Intervention de l’Ambassadeur lors de la session protocolaire du Conseil permanent de l’OEA à l’occasion du départ du secrétaire général, Jose Miguel Insulza

Washington 22 mai 2015

Monsieur le Président,

Mesdames et Messieurs les ambassadeurs, représentants et observateurs permanents,

Chers collègues et amis,

Monsieur le Secrétaire général

Au moment où vous quittez l’organisation, je voudrais en mon nom et au nom de la France saluer votre contribution non seulement au développement de l’Organisation des Etats Américains, à laquelle tant de liens nous attachent, mais aussi au renforcement des relations entre la France et l’OEA, entre l’Europe et l’Amérique.

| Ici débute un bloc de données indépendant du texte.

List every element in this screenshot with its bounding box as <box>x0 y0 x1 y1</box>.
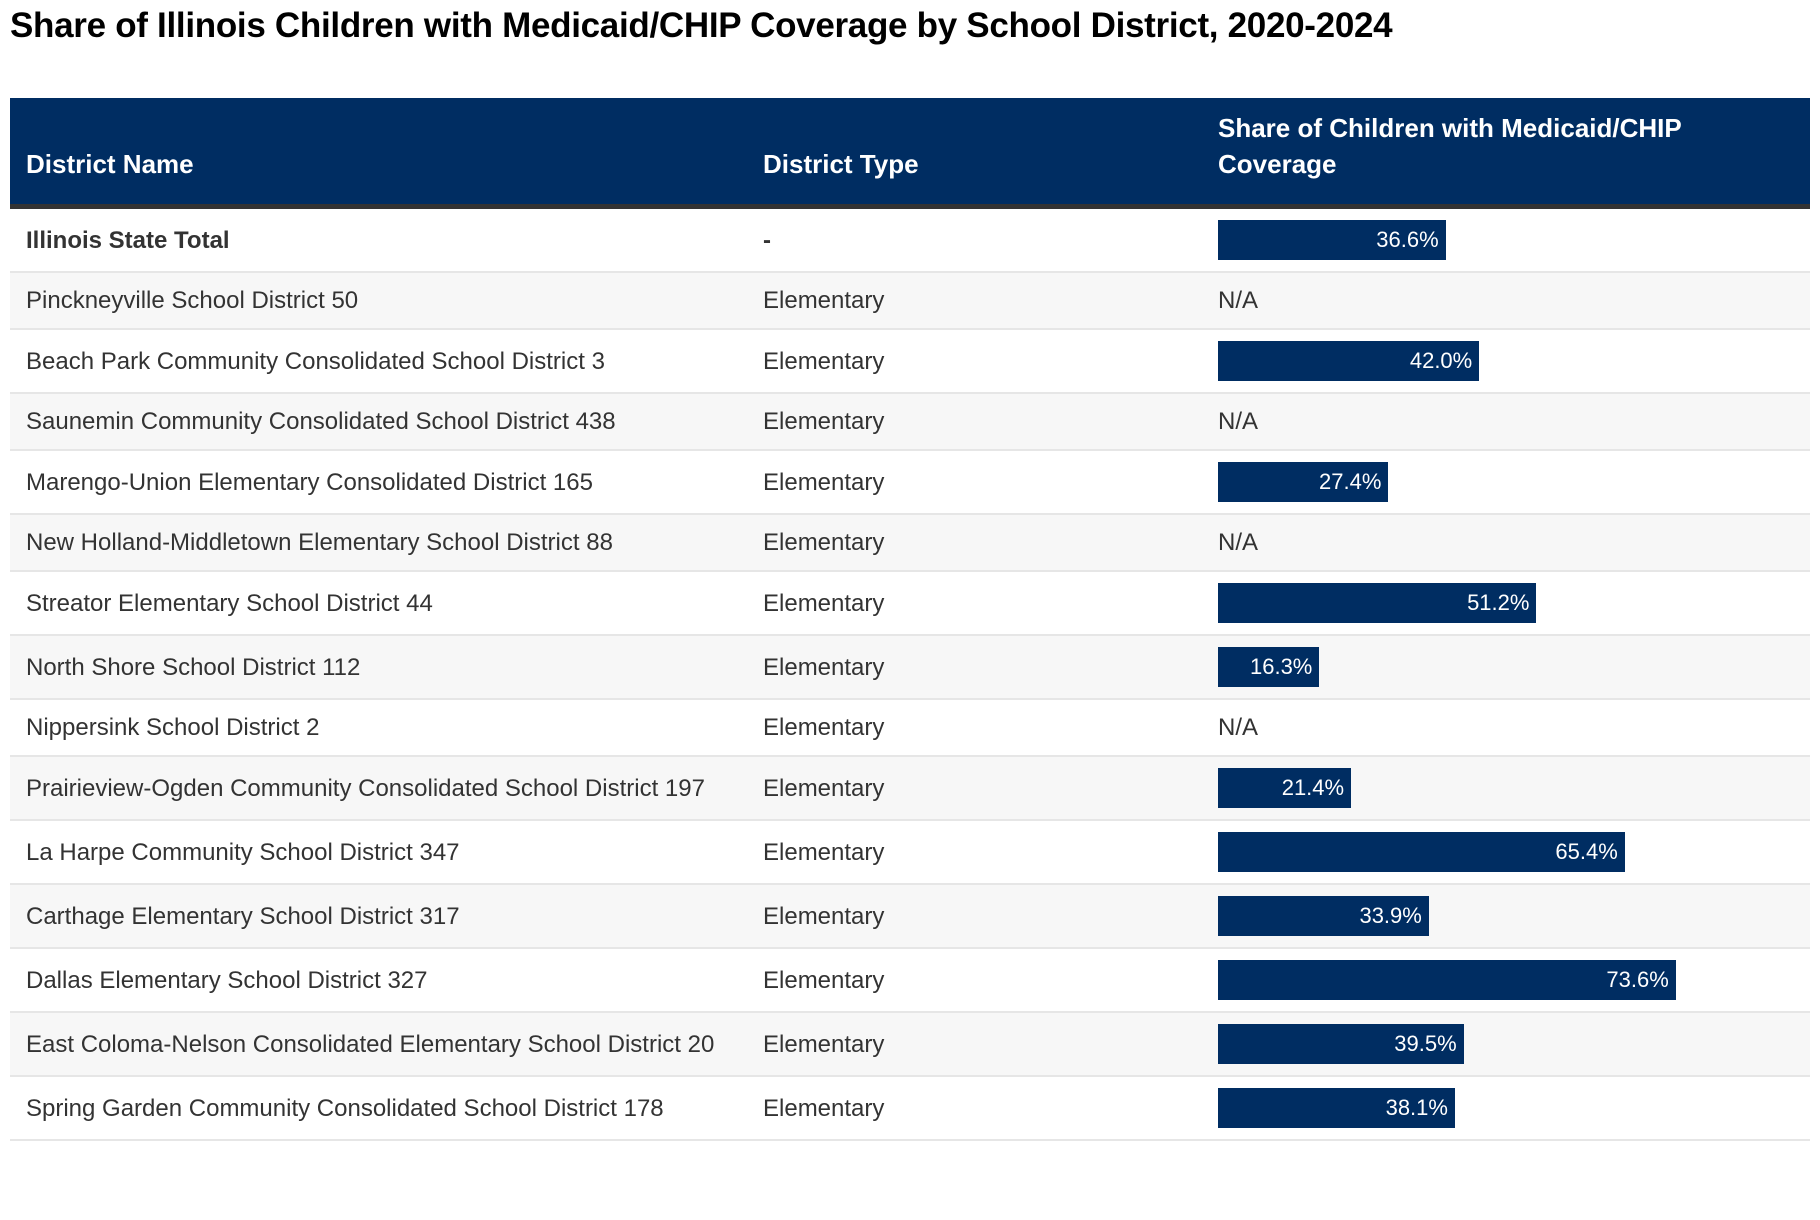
share-cell: 51.2% <box>1202 571 1810 636</box>
share-cell: 33.9% <box>1202 884 1810 949</box>
district-type: Elementary <box>747 1012 1202 1077</box>
table-row: East Coloma-Nelson Consolidated Elementa… <box>10 1012 1810 1077</box>
table-row: Carthage Elementary School District 317 E… <box>10 884 1810 949</box>
share-bar: 36.6% <box>1218 220 1446 260</box>
district-name: East Coloma-Nelson Consolidated Elementa… <box>10 1012 747 1077</box>
column-header-district-name[interactable]: District Name <box>10 98 747 209</box>
share-bar: 39.5% <box>1218 1024 1464 1064</box>
share-cell: N/A <box>1202 272 1810 330</box>
district-type: Elementary <box>747 1076 1202 1141</box>
district-type: - <box>747 206 1202 273</box>
district-type: Elementary <box>747 272 1202 330</box>
table-row: New Holland-Middletown Elementary School… <box>10 514 1810 572</box>
page-title: Share of Illinois Children with Medicaid… <box>10 6 1393 45</box>
share-bar: 21.4% <box>1218 768 1352 808</box>
share-cell: 65.4% <box>1202 820 1810 885</box>
district-name: Streator Elementary School District 44 <box>10 571 747 636</box>
share-cell: N/A <box>1202 699 1810 757</box>
share-cell: 27.4% <box>1202 450 1810 515</box>
share-bar: 33.9% <box>1218 896 1429 936</box>
district-name: Carthage Elementary School District 317 <box>10 884 747 949</box>
share-cell: 21.4% <box>1202 756 1810 821</box>
table-row: Streator Elementary School District 44 El… <box>10 571 1810 636</box>
table-row-state-total: Illinois State Total -36.6% <box>10 206 1810 273</box>
table-row: Prairieview-Ogden Community Consolidated… <box>10 756 1810 821</box>
table-header-row: District Name District Type Share of Chi… <box>10 98 1810 209</box>
column-header-share[interactable]: Share of Children with Medicaid/CHIP Cov… <box>1202 98 1810 209</box>
district-name: Saunemin Community Consolidated School D… <box>10 393 747 451</box>
district-table: District Name District Type Share of Chi… <box>10 98 1810 1141</box>
district-type: Elementary <box>747 450 1202 515</box>
district-type: Elementary <box>747 884 1202 949</box>
district-type: Elementary <box>747 820 1202 885</box>
district-name: New Holland-Middletown Elementary School… <box>10 514 747 572</box>
share-na-label: N/A <box>1218 529 1259 556</box>
share-cell: 38.1% <box>1202 1076 1810 1141</box>
share-na-label: N/A <box>1218 408 1259 435</box>
district-name: La Harpe Community School District 347 <box>10 820 747 885</box>
district-name: Pinckneyville School District 50 <box>10 272 747 330</box>
district-name: Prairieview-Ogden Community Consolidated… <box>10 756 747 821</box>
table-row: Spring Garden Community Consolidated Sch… <box>10 1076 1810 1141</box>
table-row: Nippersink School District 2 Elementary N/… <box>10 699 1810 757</box>
share-cell: 39.5% <box>1202 1012 1810 1077</box>
district-name: Marengo-Union Elementary Consolidated Di… <box>10 450 747 515</box>
share-cell: 73.6% <box>1202 948 1810 1013</box>
share-bar: 65.4% <box>1218 832 1625 872</box>
share-na-label: N/A <box>1218 714 1259 741</box>
district-name: North Shore School District 112 <box>10 635 747 700</box>
district-type: Elementary <box>747 329 1202 394</box>
district-type: Elementary <box>747 756 1202 821</box>
share-cell: 42.0% <box>1202 329 1810 394</box>
share-cell: 36.6% <box>1202 206 1810 273</box>
column-header-district-type[interactable]: District Type <box>747 98 1202 209</box>
table-row: Beach Park Community Consolidated School… <box>10 329 1810 394</box>
table-row: Marengo-Union Elementary Consolidated Di… <box>10 450 1810 515</box>
share-na-label: N/A <box>1218 287 1259 314</box>
share-bar: 38.1% <box>1218 1088 1455 1128</box>
share-cell: N/A <box>1202 393 1810 451</box>
district-type: Elementary <box>747 514 1202 572</box>
table-row: La Harpe Community School District 347 El… <box>10 820 1810 885</box>
district-name: Nippersink School District 2 <box>10 699 747 757</box>
table-row: Dallas Elementary School District 327 Ele… <box>10 948 1810 1013</box>
share-bar: 73.6% <box>1218 960 1676 1000</box>
district-name: Spring Garden Community Consolidated Sch… <box>10 1076 747 1141</box>
table-row: Saunemin Community Consolidated School D… <box>10 393 1810 451</box>
district-name: Beach Park Community Consolidated School… <box>10 329 747 394</box>
share-bar: 51.2% <box>1218 583 1537 623</box>
share-bar: 16.3% <box>1218 647 1320 687</box>
share-bar: 42.0% <box>1218 341 1480 381</box>
district-type: Elementary <box>747 699 1202 757</box>
share-cell: 16.3% <box>1202 635 1810 700</box>
share-cell: N/A <box>1202 514 1810 572</box>
table-row: Pinckneyville School District 50 Elementa… <box>10 272 1810 330</box>
district-type: Elementary <box>747 393 1202 451</box>
table-row: North Shore School District 112 Elementar… <box>10 635 1810 700</box>
district-type: Elementary <box>747 635 1202 700</box>
district-name: Illinois State Total <box>10 206 747 273</box>
district-type: Elementary <box>747 948 1202 1013</box>
share-bar: 27.4% <box>1218 462 1389 502</box>
district-type: Elementary <box>747 571 1202 636</box>
district-name: Dallas Elementary School District 327 <box>10 948 747 1013</box>
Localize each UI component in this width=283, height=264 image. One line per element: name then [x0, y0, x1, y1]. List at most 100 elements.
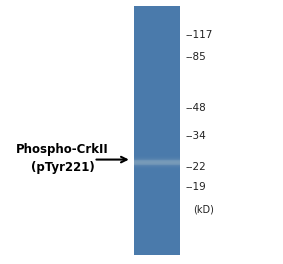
Bar: [134, 143, 179, 144]
Bar: [134, 46, 179, 48]
Bar: [134, 254, 179, 256]
Bar: [134, 12, 179, 13]
Bar: [134, 144, 179, 145]
Bar: [134, 7, 179, 8]
Text: --34: --34: [185, 131, 206, 141]
Bar: [134, 105, 179, 106]
Bar: [134, 199, 179, 200]
Bar: [134, 200, 179, 201]
Bar: [134, 209, 179, 210]
Bar: [134, 92, 179, 93]
Bar: [134, 177, 179, 178]
Bar: [134, 116, 179, 117]
Bar: [134, 241, 179, 242]
Bar: [134, 189, 179, 190]
Bar: [134, 98, 179, 99]
Bar: [134, 63, 179, 64]
Bar: [134, 70, 179, 72]
Bar: [134, 104, 179, 105]
Bar: [134, 52, 179, 53]
Bar: [134, 21, 179, 22]
Bar: [134, 160, 179, 162]
Bar: [134, 75, 179, 76]
Bar: [134, 175, 179, 176]
Bar: [134, 16, 179, 17]
Bar: [134, 174, 179, 175]
Bar: [134, 28, 179, 29]
Bar: [134, 242, 179, 243]
Bar: [134, 201, 179, 202]
Bar: [134, 170, 179, 171]
Bar: [134, 204, 179, 205]
Bar: [134, 248, 179, 249]
Bar: [134, 31, 179, 32]
Bar: [134, 159, 179, 160]
Bar: [134, 169, 179, 170]
Bar: [134, 41, 179, 43]
Bar: [134, 135, 179, 136]
Bar: [134, 150, 179, 152]
Bar: [134, 222, 179, 223]
Bar: [134, 26, 179, 27]
Bar: [134, 73, 179, 74]
Bar: [134, 206, 179, 207]
Bar: [134, 60, 179, 62]
Bar: [134, 190, 179, 191]
Bar: [134, 155, 179, 157]
Bar: [134, 12, 179, 13]
Bar: [134, 87, 179, 88]
Bar: [134, 138, 179, 139]
Bar: [134, 185, 179, 186]
Bar: [134, 246, 179, 247]
Bar: [134, 166, 179, 167]
Bar: [134, 130, 179, 131]
Bar: [134, 180, 179, 181]
Text: Phospho-CrkII: Phospho-CrkII: [16, 143, 109, 155]
Bar: [134, 123, 179, 124]
Bar: [134, 158, 179, 159]
Bar: [134, 103, 179, 104]
Bar: [134, 66, 179, 68]
Bar: [134, 219, 179, 220]
Bar: [134, 128, 179, 129]
Bar: [134, 198, 179, 199]
Bar: [134, 15, 179, 16]
Bar: [134, 11, 179, 12]
Bar: [134, 115, 179, 116]
Bar: [134, 224, 179, 225]
Bar: [134, 214, 179, 215]
Bar: [134, 65, 179, 66]
Bar: [134, 195, 179, 196]
Bar: [134, 118, 179, 119]
Bar: [134, 7, 179, 8]
Bar: [134, 139, 179, 140]
Bar: [134, 243, 179, 244]
Bar: [134, 77, 179, 78]
Bar: [134, 34, 179, 35]
Bar: [134, 102, 179, 103]
Bar: [134, 219, 179, 220]
Bar: [134, 62, 179, 63]
Bar: [134, 51, 179, 53]
Bar: [134, 210, 179, 211]
Bar: [134, 24, 179, 25]
Bar: [134, 121, 179, 122]
Bar: [134, 10, 179, 11]
Bar: [134, 33, 179, 34]
Bar: [134, 220, 179, 221]
Bar: [134, 53, 179, 54]
Bar: [134, 125, 179, 126]
Bar: [134, 204, 179, 206]
Bar: [134, 110, 179, 112]
Bar: [134, 180, 179, 181]
Bar: [134, 140, 179, 141]
Bar: [134, 85, 179, 86]
Bar: [134, 221, 179, 222]
Bar: [134, 90, 179, 91]
Bar: [134, 124, 179, 125]
Bar: [134, 50, 179, 51]
Bar: [134, 84, 179, 85]
Bar: [134, 41, 179, 42]
Bar: [134, 130, 179, 131]
Bar: [134, 203, 179, 204]
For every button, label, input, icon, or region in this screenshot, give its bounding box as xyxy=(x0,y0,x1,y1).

Je ne vais pas rappeler l’engagement de la France auprès de l’OEA, s’agissant des droits de l’homme et de la démocratie, de l’Etat de droit et de la sécurité, engagement qui repose sur le triple lien historique, géographique et stratégique qui unit la France et le continent et qui se manifeste par une culture politique et démocratique commune.

Je ne vais pas évoquer une nouvelle fois les manifestations de solidarité qui ont suivi les attentats terroristes à Paris au début de cette année, et dont nous vous sommes particulièrement reconnaissants.

Je voudrais me concentrer sur un seul point. Un point d’importance, qui est une qualité majeure et que pourtant personne n’a souligné.

Monsieur le Secrétaire General, en 10 ans, vous avez connu et accueilli plusieurs de mes prédécesseurs. En leur nom, comme au mien, je voudrais dire publiquement l’estime et l’admiration qu’ils vous portent pour le travail accompli au cours de cette décennie, mais peut-être plus encore, et c’est cela qui mérite d’être remarqué, parce que vous prenez acte de vos responsabilités à l’égard des générations futures.
Ce n’est pas si commun. Cette attitude reste l’exception.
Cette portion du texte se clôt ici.